Wednesday, 20 May 2026

Istria, from Trieste to Fiume

 

At last, at an end to sea hexes for a while. I am grateful they're behind me.

Dalmatia and Kordun are Venetian, and as such grow rich upon Adriatic trade both with Italy and from throughout the Mediterranean. Trieste is a gigantic market port, with more than a hundred thousand people, while Fiume is the centre of a rich centralised district; note the manner in which the roads surrounding Fiume have little connection with the outside, so that virtually everything made or grown or dug out in this part of the world passes through Venetian hands.

Trieste is not Venetian; it is a Free City connected to the Hapsburgs, so that it's a commercial and political irritant to Venice.

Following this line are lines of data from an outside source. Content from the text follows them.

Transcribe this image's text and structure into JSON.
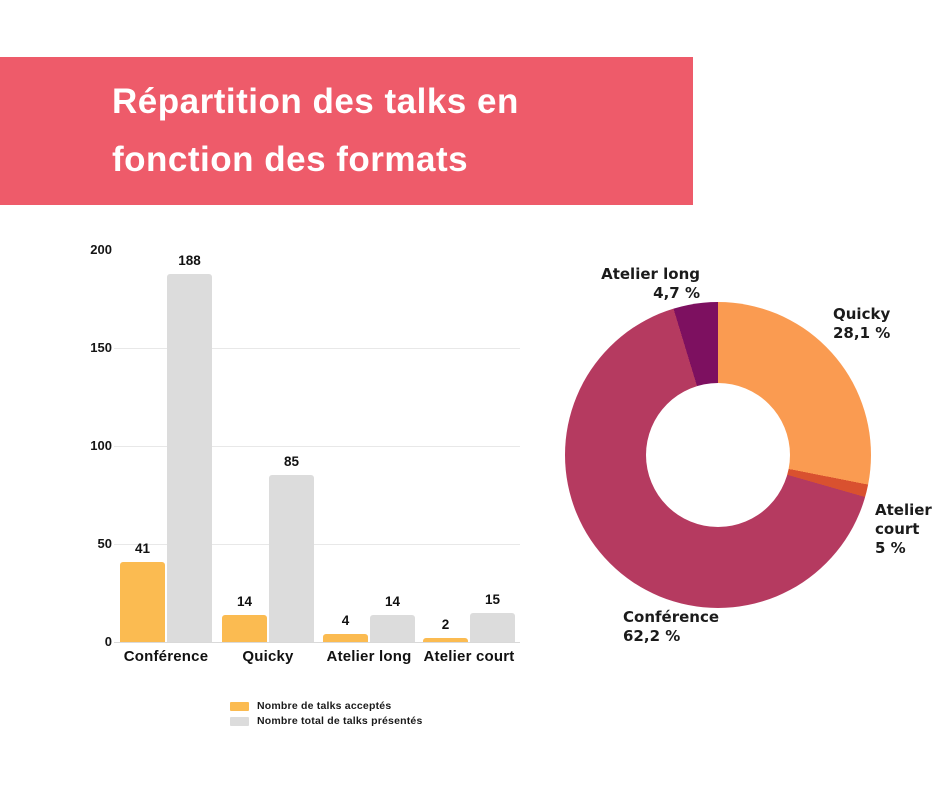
{
  "title": {
    "line1": "Répartition des talks en",
    "line2": "fonction des formats"
  },
  "colors": {
    "banner": "#ee5b6a",
    "accepted_bar": "#fbbb51",
    "total_bar": "#dcdcdc",
    "text": "#151515",
    "gridline": "#e8e8e8",
    "donut_quicky": "#fa9b51",
    "donut_atelier_court": "#d9512f",
    "donut_conference": "#b53a60",
    "donut_atelier_long": "#7d1060"
  },
  "legend": {
    "items": [
      {
        "label": "Nombre de talks acceptés",
        "color": "#fbbb51"
      },
      {
        "label": "Nombre total de talks présentés",
        "color": "#dcdcdc"
      }
    ]
  },
  "chart_data": [
    {
      "type": "bar",
      "title": "",
      "categories": [
        "Conférence",
        "Quicky",
        "Atelier long",
        "Atelier court"
      ],
      "series": [
        {
          "name": "Nombre de talks acceptés",
          "color": "#fbbb51",
          "values": [
            41,
            14,
            4,
            2
          ]
        },
        {
          "name": "Nombre total de talks présentés",
          "color": "#dcdcdc",
          "values": [
            188,
            85,
            14,
            15
          ]
        }
      ],
      "ylim": [
        0,
        200
      ],
      "yticks": [
        200,
        150,
        100,
        50,
        0
      ],
      "grid": true,
      "legend_position": "bottom"
    },
    {
      "type": "pie",
      "donut": true,
      "start": "top",
      "direction": "clockwise",
      "segments": [
        {
          "label": "Quicky",
          "pct_label": "28,1 %",
          "value": 28.1,
          "color": "#fa9b51"
        },
        {
          "label": "Atelier court",
          "pct_label": "5 %",
          "value": 5,
          "color": "#d9512f"
        },
        {
          "label": "Conférence",
          "pct_label": "62,2 %",
          "value": 62.2,
          "color": "#b53a60"
        },
        {
          "label": "Atelier long",
          "pct_label": "4,7 %",
          "value": 4.7,
          "color": "#7d1060"
        }
      ]
    }
  ]
}
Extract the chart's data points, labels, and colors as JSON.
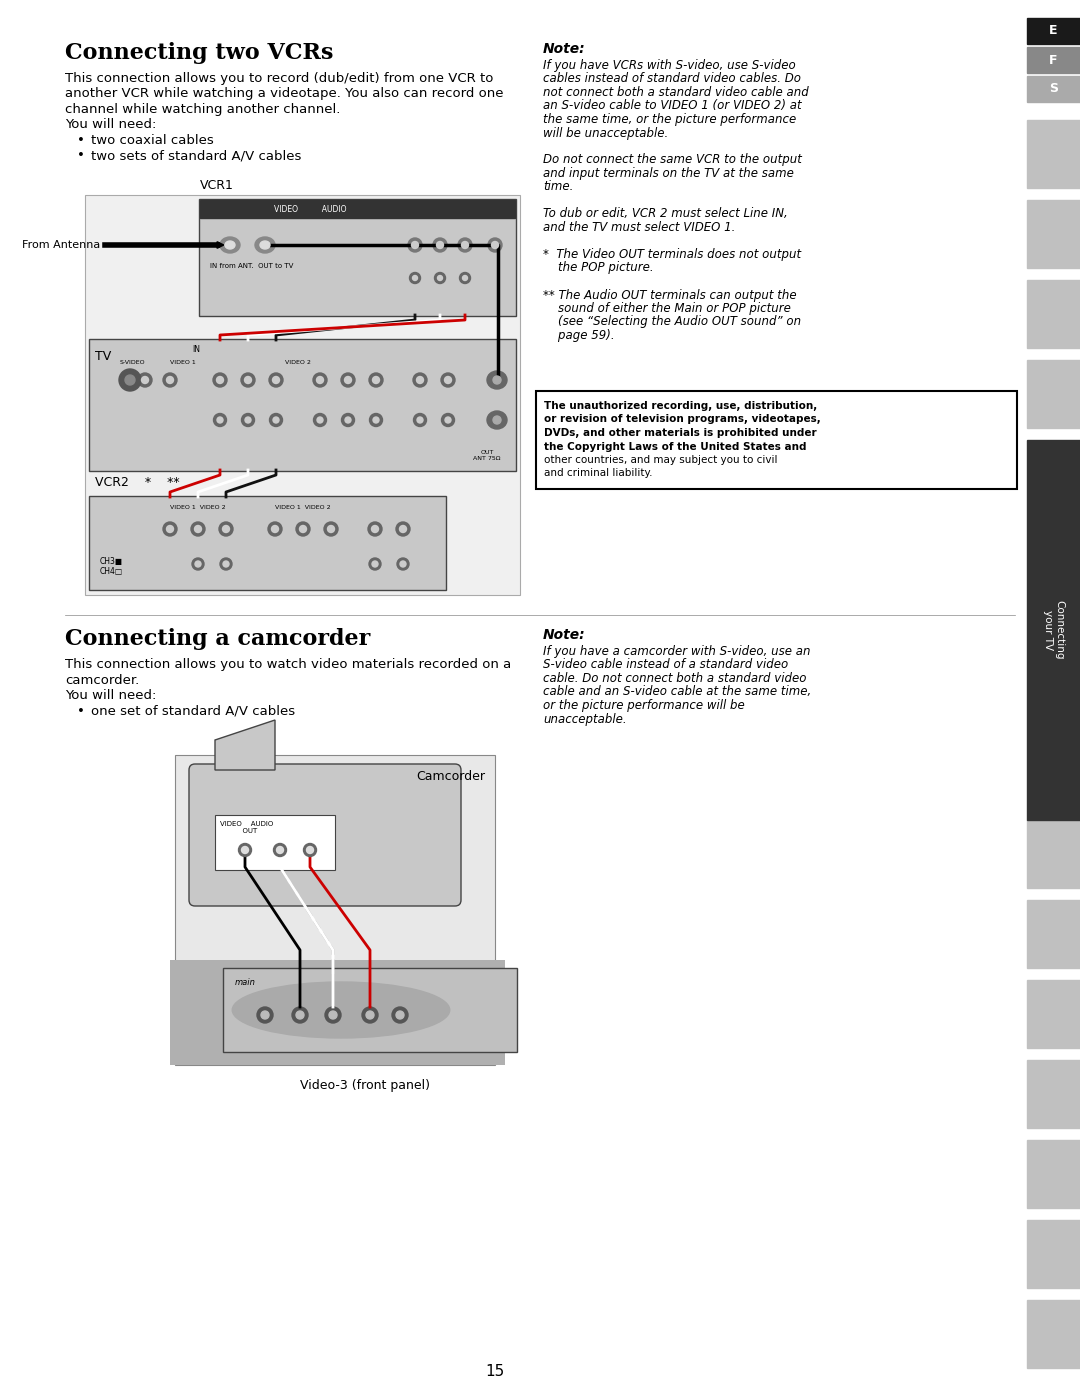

In setting terms, as a rival port, Trieste permits Hapsburg money to flow throughout the Mediterranean into the hands of Venice's enemies, particularly Genoa and even the Ottomans, byt a strange back door. On land, the Hapsburgs are the enemy of the Ottoman Empire; but at sea, where the Ottomans are yet a thorn in Venice's side (despite their loss at Lepanto in 1571), it serves Hapburg interests (through the mask of Free Trieste) to keep the Turks a bit fluid, as it were. This creates a double stalemate; the Ottomans don't push too hard against Hungary-Austria on land, and the Hapsburgs don't bother them at sea.

The islands are strategically valuable to Fiume because they control movement through the Kvarner, the strait between the Adriatic and that port. Each has supply stations, pirate refuges, fishing grounds, smuggling bases and places where ships wait for weather or news. A Venetian captain, a Habsburg patrol, an Uskok boat and an Ottoman courier could all be operating in the same waters without anyone having full control.

At the same time, refugees are moving west and north from Ottoman pressure: Slavs, Croats, Vlachs, soldiers’ families, priests, bandits, deserters and displaced peasants. Some are settled deliberately by Habsburg authorities as armed frontier populations to harry the Venetians. Some are unwanted by towns that fear disease, famine or spies. If a party meets one of these groups, it raises the question: who is a refugee, who is a raider, which is a Venetian mercenary group, which are bandits in the pay of Trieste. It's a very messy part of the world, especially with all that uninhabited forest atop karst, which is filled with caves and therefore, dungeons.

From here I continue on across a corner of Italy and into Austria... with the first mapping of the Alps.